The views of the Court that imposed the limiting term at the time that the limiting term was imposed: s 127(2)(h)

  1. In his Remarks on Sentence, Sutherland DCJ, noted that the index offence was such that there was “no doubt” that if the matter had proceeded as a trial at law, a sentence of imprisonment would have been imposed. His Honour noted that the period of presentence custody, backdating the limiting term to take into account that period.

Disposition

  1. I accept the submission made on behalf of the defendant that the index offence, while undoubtedly serious, is far from the most serious form of violence or sexual violence. However, the evidence before the Court includes a history of inappropriate sexualised behaviour which is associated with a deterioration in the defendant’s mental health. While the previous acts (masturbation) do not rise to the level of “serious harm”, their existence is a matter of informative risk.

  2. I have had regard to the psychiatric history of the defendant and, in particular, the contents of the Risk Assessment Report prepared by Mr Sheehan. The defendant is assessed by Mr Sheehan as being in the high risk category for general offending relevant to other inmates. His overall risk for violence is within the high range. The defendant’s risk of sexual reoffending placed him in the “well above average risk” category.
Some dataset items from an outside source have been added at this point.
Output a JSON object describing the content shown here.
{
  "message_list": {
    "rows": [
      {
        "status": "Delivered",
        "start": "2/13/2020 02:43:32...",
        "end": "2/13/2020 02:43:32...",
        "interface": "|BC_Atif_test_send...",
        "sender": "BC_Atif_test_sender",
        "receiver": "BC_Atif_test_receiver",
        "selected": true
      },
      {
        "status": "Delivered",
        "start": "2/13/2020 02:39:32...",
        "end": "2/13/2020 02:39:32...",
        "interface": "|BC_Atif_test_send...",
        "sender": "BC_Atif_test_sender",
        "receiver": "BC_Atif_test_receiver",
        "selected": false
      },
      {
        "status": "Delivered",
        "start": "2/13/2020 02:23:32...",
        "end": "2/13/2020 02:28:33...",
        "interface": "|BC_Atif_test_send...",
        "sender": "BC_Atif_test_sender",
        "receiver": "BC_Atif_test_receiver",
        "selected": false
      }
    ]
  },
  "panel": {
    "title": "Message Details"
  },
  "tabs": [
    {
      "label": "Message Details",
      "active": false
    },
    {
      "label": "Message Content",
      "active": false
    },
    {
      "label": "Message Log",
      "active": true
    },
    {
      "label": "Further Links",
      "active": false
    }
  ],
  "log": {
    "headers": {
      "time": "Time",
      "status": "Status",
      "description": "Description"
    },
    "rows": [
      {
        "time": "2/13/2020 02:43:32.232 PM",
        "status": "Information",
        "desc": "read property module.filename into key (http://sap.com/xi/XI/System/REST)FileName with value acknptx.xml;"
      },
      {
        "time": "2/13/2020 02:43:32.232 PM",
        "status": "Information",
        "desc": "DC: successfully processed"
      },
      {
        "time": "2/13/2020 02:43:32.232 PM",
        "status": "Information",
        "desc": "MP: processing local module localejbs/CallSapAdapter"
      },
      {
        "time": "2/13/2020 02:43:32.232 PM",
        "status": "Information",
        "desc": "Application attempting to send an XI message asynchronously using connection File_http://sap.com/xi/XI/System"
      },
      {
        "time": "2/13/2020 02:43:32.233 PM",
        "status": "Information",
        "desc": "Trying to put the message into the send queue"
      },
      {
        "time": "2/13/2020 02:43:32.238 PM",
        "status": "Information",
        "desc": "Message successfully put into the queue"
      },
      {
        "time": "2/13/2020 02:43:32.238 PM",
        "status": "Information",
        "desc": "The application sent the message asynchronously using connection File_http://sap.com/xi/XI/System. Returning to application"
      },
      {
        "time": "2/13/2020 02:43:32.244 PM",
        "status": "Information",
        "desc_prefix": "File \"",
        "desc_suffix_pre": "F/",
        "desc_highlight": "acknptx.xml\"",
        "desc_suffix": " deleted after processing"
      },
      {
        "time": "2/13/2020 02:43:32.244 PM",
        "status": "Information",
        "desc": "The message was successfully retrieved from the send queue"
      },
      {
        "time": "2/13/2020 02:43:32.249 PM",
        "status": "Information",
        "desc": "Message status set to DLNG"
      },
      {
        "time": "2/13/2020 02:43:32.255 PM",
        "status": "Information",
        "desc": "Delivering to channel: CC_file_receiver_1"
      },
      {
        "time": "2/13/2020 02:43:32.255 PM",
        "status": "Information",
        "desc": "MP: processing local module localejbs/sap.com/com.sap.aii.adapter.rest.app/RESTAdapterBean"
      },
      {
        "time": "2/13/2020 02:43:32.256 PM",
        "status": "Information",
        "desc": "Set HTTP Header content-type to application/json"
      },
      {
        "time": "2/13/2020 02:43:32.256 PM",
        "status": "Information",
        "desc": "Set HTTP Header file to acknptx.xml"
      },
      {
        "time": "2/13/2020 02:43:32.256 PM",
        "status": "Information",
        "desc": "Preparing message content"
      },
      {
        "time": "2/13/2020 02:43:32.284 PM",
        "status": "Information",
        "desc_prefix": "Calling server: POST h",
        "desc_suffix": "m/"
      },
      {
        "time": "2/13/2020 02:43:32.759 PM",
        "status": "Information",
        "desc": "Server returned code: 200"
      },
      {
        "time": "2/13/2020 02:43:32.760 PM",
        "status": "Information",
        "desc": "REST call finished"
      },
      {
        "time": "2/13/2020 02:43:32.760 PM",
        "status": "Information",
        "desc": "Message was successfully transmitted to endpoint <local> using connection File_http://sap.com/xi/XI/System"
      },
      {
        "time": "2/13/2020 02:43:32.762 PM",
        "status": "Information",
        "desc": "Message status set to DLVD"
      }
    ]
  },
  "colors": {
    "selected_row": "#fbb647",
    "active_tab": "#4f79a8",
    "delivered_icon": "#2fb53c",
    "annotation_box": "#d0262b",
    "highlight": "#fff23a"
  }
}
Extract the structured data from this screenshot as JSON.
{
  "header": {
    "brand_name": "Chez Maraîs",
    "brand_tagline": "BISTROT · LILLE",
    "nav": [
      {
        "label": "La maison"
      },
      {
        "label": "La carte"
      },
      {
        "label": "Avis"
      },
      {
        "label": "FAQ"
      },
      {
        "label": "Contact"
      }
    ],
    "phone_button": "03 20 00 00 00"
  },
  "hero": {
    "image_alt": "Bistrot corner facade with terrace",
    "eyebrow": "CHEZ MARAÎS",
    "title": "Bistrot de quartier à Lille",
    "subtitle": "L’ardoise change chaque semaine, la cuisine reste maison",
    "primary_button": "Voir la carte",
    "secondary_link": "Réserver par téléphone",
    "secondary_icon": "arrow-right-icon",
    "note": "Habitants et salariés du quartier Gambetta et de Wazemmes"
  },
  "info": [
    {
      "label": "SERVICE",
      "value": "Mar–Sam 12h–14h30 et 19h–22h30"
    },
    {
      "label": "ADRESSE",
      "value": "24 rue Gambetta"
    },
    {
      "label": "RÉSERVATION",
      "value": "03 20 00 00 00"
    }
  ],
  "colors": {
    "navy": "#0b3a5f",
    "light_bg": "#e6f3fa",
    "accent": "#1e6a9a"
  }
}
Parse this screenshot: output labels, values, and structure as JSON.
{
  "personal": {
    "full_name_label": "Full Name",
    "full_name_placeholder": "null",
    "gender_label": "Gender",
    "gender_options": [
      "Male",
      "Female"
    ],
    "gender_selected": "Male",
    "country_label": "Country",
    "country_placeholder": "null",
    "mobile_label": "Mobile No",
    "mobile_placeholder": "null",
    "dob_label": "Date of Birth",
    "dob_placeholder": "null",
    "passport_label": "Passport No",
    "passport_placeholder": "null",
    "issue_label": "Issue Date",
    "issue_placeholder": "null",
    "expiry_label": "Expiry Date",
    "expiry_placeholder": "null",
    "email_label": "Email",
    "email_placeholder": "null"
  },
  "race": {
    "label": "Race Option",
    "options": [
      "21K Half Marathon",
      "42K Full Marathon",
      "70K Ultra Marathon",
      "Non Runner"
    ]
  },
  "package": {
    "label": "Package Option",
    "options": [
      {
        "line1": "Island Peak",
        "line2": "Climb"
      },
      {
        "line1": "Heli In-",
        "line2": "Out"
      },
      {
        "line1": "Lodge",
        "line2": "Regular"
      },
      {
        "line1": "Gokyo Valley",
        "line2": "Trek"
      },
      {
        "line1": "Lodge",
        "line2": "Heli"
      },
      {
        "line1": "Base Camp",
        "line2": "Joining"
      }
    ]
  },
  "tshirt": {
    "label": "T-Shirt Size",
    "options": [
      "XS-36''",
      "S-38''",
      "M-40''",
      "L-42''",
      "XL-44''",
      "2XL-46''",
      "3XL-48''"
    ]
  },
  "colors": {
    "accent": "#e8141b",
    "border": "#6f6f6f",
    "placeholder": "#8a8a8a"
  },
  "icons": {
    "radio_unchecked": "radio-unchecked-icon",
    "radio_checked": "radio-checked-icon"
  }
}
  3. Of some significance in this case is the defendant’s release into the community in June 2023, without a CTO, stable accommodation, and other supports. Days later, the defendant committed the index offence.

  4. I am satisfied that the matters alleged in the supporting documentation, if proved, justify the making of an extension order. At this stage, in the absence of a proposed management regime, I am not satisfied to a high degree of probability that the defendant’s risk can be adequately managed by other less restrictive means. I agree with the plaintiff’s submission that at a bare minimum, what is required is a properly constructed release plan, aimed at addressing the unique risks the defendant poses and that ensures the defendant is properly supervised and his mental illness properly treated. In addition, there would have to be some evidence of the defendant’s willingness to seek out assistance in the community through a multifaceted plan involving a CTO and NDIS supports.

Orders

  1. Accordingly, I make the following orders:

  1. Two qualified psychiatrists, registered psychologists or medical practitioners (or a combination of such persons) are to be appointed to conduct separate examinations of the defendant and furnish reports to the Supreme Court on the results of those examinations by a date to be fixed by the Court.

  2. The defendant is directed to attend those examinations.

  3. The defendant is subject to an interim order for the extension of his status as a forensic patient commencing upon the expiry of his current limiting term on 11 December 2024, for a period of three months thereafter.

  4. Access to the Supreme Court’s file in respect of any document shall not be granted to a non-party without the leave of a judge of the Court and, if any application for access is made by a non-party in respect of any document the parties are to be notified by the Registrar so as to allow them an opportunity to be heard in relation to the application for access.

  5. Pursuant to s 7 of the Court Suppression and Non-Publication Orders Act 2010 (NSW) upon the ground set out in s 8(1)(a) of the Act, the defendant’s name is to be suppressed in these proceedings and the defendant is to be referred to in connection with these proceedings, including in any published court list, by the pseudonym “JS”.

  6. Pursuant to s 11(2) of the Court Suppression and Non-Publication Orders Act 2010 (NSW), Order 5 applies throughout the Commonwealth of Australia.

  7. Pursuant to s 12 of the Court Suppression and Non-Publication Orders Act 2010 (NSW), Order 5 is to operate for a period of five years from the date of these orders.